La encina: frutos, hábitat y tipos

La encina es uno de los árboles más representativos de España, con características especiales como su fruto y su resistencia a las condiciones climatológicas extremas. Conoce sus rasgos, usos, hábitat y tipos, y cómo contribuye en la lucha contra el cambio climático.
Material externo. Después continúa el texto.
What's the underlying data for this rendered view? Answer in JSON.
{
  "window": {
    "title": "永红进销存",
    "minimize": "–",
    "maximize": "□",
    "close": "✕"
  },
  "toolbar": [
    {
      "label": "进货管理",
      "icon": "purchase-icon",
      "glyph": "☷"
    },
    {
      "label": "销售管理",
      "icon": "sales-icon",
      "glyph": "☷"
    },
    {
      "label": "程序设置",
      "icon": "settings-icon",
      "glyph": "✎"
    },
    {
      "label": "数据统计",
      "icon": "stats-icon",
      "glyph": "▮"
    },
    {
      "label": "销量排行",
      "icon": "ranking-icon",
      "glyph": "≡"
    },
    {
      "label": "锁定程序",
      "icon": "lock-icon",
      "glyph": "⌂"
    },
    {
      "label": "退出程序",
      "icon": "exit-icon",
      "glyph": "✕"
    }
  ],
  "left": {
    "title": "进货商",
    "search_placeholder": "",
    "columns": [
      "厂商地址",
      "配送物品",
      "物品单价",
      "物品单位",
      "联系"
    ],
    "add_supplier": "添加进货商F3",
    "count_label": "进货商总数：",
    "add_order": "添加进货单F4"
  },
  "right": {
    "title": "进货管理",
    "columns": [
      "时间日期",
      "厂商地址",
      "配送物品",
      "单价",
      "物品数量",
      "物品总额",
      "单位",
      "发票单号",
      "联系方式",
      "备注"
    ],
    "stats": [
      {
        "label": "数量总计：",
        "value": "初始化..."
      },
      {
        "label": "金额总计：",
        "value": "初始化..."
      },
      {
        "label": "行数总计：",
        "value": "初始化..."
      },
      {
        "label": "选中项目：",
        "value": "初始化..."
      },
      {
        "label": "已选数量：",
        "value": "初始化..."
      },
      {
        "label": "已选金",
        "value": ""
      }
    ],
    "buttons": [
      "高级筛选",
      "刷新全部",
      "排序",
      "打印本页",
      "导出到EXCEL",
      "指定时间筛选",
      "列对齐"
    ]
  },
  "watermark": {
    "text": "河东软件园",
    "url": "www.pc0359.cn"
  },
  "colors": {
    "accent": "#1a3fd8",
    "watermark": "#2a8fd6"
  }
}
La encina, el árbol nacional de España 

La encina (Quercus ilex) es un árbol de la familia de las fagáceas, de 10-12 metros de altura. También se la conoce con los nombres de carrasca, chaparra o chaparro. Llama la atención su característica copa grande y redonda, con flores unisexuales de color verde amarillento y hojas perennes. Una copa que oculta en parte las ramificaciones en varios brazos de su grueso tronco.

Además de por su fruto, que explicaremos a continuación, la encina es preciada por su madera. Al ser dura y muy resistente, se emplea en construcción y carpintería; para fabricar piezas que vayan a estar sometidas al roce, como coches, arados y herramientas de labranza, pero también para vigas y obras hidráulicas.

Además, su leña es la preferida en España para quemar, y produce carbón y picón (variedad de carbón vegetal obtenido a partir de pequeñas ramas) de gran calidad.

Su papel contra el cambio climático

Al igual que otros árboles, una de sus características esenciales es su contribución a la lucha contra el cambio climático, pues absorbe dióxido de carbono y produce oxígeno. A pesar de no ser uno de los árboles que más CO2 capturan, la una encina adulta puede capturar unas cinco toneladas de CO2 al año.

Las encinas son árboles con gran resiliencia, por lo que llegan a vivir muchos años hasta en terrenos donde otros árboles no subsistirían. Uno de estos lugares donde son más comunes es en las zonas de secano de la meseta. Allí cumplen una misión importante al proporcionar sustento a los jabalís del entorno a través de sus frutos: las bellotas.

encina (Quercus ilex)

¿Cuál es el fruto de la encina?

El fruto de la encina es la bellota. Esta es un fruto seco, con una sola semilla, y que presenta en su base los peculiares cascabillos: “esa suerte de pequeñas cúpulas de madera, verdaderas obras de arte, llenas de sol”, en palabras de Mónica Fernández-Aceytuno.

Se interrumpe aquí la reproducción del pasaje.